MATT DILLON, KELLY LYNCH, JAMES LE GROS and HEATHER GRAHAM are a pair of junkie couples who have linked up to scrounge and steal in support of their shared habit and have a running battle with cop Gentry (JAMES REMAR) which turns nasty. When all else fails, Dillon's mother (GRACE ZABRISKIE) can be robbed for small change. After Graham o-d's, Dillon tries to straighten out, advised by elderly priest and counsellor Tom (WILLIAM S.BURROUGHS), but he falls victim to the next generation of junkie thieves.
The movie is set in Portland, Oregon and based on the unpublished memoirs of a junkie who is still doing time. Writer-director Gus Van Sant leaves it nestled in 1971 (so that AIDS plays no part in the story). The result is as near as it is possible to imagine a commercially released movie getting to the authentic junk experience. It also takes a notably detached position, neither preaching against nor glorifying the drug issue.
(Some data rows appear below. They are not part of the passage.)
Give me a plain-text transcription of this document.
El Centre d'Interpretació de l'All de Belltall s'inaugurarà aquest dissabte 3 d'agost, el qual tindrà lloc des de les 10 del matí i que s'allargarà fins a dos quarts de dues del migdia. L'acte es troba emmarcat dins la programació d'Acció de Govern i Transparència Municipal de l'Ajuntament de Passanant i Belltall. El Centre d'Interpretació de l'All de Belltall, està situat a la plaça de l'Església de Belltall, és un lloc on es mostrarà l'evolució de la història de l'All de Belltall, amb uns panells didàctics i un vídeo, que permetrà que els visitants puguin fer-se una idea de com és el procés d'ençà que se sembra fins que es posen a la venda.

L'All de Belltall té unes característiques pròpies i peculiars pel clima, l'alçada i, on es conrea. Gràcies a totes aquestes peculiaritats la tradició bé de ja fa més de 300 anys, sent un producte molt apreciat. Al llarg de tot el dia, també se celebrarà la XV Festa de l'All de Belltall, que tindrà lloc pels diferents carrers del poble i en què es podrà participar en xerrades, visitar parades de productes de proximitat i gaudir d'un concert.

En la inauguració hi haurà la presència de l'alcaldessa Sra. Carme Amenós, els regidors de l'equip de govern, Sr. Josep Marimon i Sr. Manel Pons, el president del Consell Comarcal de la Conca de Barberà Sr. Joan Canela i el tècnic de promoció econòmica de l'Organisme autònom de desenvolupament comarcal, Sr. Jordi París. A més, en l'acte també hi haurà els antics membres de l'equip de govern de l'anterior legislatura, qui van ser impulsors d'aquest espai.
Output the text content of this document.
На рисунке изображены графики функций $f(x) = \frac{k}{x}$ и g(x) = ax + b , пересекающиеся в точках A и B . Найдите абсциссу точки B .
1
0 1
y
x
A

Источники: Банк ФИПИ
The participation of dope guru Burroughs is rather skilfully contained by Van Sant so as neither to grant him special legitimacy nor to undercut him. Both those who see addiction as liberation and those who see it as enslavement could call up this movie as witness and rely on its bleak but never nihilistic authenticity. As always with this director, the music track is very eclectic but always fascinating, the performances informal but thoughtful and the whole idiosyncratic but satisfying.